Burada görsel sanatlar üzerinden Semra Göney eliyle değerlendirilen, Bergson ve Goethe’den hareketle dile getirmeye çalıştığım sağlam sanat filozofik gerçeklerden biri ve en değerlisi gene Bergson’dan yardımla açıklanabilir ve bu açıklamayla da yazıya bir nokta koyabiliriz: “Amorfkon”lardaki oluşumlar “sabit şekil ve yapıdan kurtarılarak “süre” (durée) içinde, yani gerçek hareket ve zaman kapsamında yeniden ve yeniden inşaların gerçekleşmesini”(10) sağlar.
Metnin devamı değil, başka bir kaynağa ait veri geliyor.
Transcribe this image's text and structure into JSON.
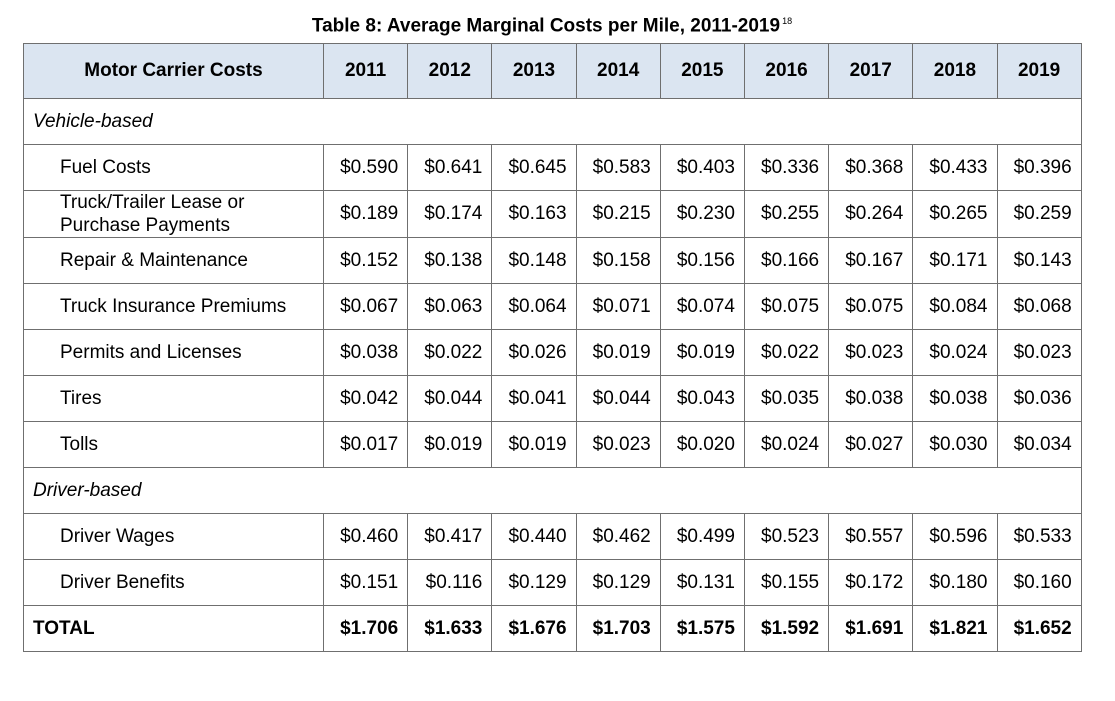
{
  "caption": {
    "title": "Table 8: Average Marginal Costs per Mile, 2011-2019",
    "footnote": "18"
  },
  "header": {
    "label": "Motor Carrier Costs",
    "years": [
      "2011",
      "2012",
      "2013",
      "2014",
      "2015",
      "2016",
      "2017",
      "2018",
      "2019"
    ]
  },
  "sections": [
    {
      "title": "Vehicle-based",
      "rows": [
        {
          "label": "Fuel Costs",
          "values": [
            "$0.590",
            "$0.641",
            "$0.645",
            "$0.583",
            "$0.403",
            "$0.336",
            "$0.368",
            "$0.433",
            "$0.396"
          ]
        },
        {
          "label": "Truck/Trailer Lease or Purchase Payments",
          "values": [
            "$0.189",
            "$0.174",
            "$0.163",
            "$0.215",
            "$0.230",
            "$0.255",
            "$0.264",
            "$0.265",
            "$0.259"
          ]
        },
        {
          "label": "Repair & Maintenance",
          "values": [
            "$0.152",
            "$0.138",
            "$0.148",
            "$0.158",
            "$0.156",
            "$0.166",
            "$0.167",
            "$0.171",
            "$0.143"
          ]
        },
        {
          "label": "Truck Insurance Premiums",
          "values": [
            "$0.067",
            "$0.063",
            "$0.064",
            "$0.071",
            "$0.074",
            "$0.075",
            "$0.075",
            "$0.084",
            "$0.068"
          ]
        },
        {
          "label": "Permits and Licenses",
          "values": [
            "$0.038",
            "$0.022",
            "$0.026",
            "$0.019",
            "$0.019",
            "$0.022",
            "$0.023",
            "$0.024",
            "$0.023"
          ]
        },
        {
          "label": "Tires",
          "values": [
            "$0.042",
            "$0.044",
            "$0.041",
            "$0.044",
            "$0.043",
            "$0.035",
            "$0.038",
            "$0.038",
            "$0.036"
          ]
        },
        {
          "label": "Tolls",
          "values": [
            "$0.017",
            "$0.019",
            "$0.019",
            "$0.023",
            "$0.020",
            "$0.024",
            "$0.027",
            "$0.030",
            "$0.034"
          ]
        }
      ]
    },
    {
      "title": "Driver-based",
      "rows": [
        {
          "label": "Driver Wages",
          "values": [
            "$0.460",
            "$0.417",
            "$0.440",
            "$0.462",
            "$0.499",
            "$0.523",
            "$0.557",
            "$0.596",
            "$0.533"
          ]
        },
        {
          "label": "Driver Benefits",
          "values": [
            "$0.151",
            "$0.116",
            "$0.129",
            "$0.129",
            "$0.131",
            "$0.155",
            "$0.172",
            "$0.180",
            "$0.160"
          ]
        }
      ]
    }
  ],
  "total": {
    "label": "TOTAL",
    "values": [
      "$1.706",
      "$1.633",
      "$1.676",
      "$1.703",
      "$1.575",
      "$1.592",
      "$1.691",
      "$1.821",
      "$1.652"
    ]
  },
  "colors": {
    "header_bg": "#dbe5f1",
    "border": "#6f6f6f"
  }
}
Böylece başlarda vurguladığım sanatçının da izleyicisinin de her defasında deneyim kazandığı hep yeni bir oluşumla, oluşmalar akışıyla baş başa kalırız “Amorfkon”lar ve onlarla yaşanan “deneyim bizi oluşla yüzleştirir; bu da duyulur gerçekliğin ta kendisidir” (11).
NOTLAR
(1) There is a vitality, a life force, an energy, a quickening, that is translated through you into action, and because there is only one of you in all time, this expression is unique. And if you block it, it will never exist through any other medium and will be lost. Stephen Nachmanovitch, Free Play- Improvisation in Life and Art, Penguin Putnam Inc. New York, 1989 (e-book). (2) Aynı eser. (3) A.e. (4) A.e. (5) The creation of something new is not accomplished by the intellect but by the play instinct acting from inner necessity. The creative mind plays with the objects it loves. (6) Bu önemli konu için bkz. Özkan Eroğlu, Herakleitos ve Filozofik Sezgi, İstanbul, Tekhne Yayınları, 2023. (7) Brandon Taylor, The Life of Forms in Art, Modernism, Organism, Vitality, Bloomsbury Publishing, New York, 2020 (e-book). (8) A.e. (9) A.e. (10) A.e. (11) A.e.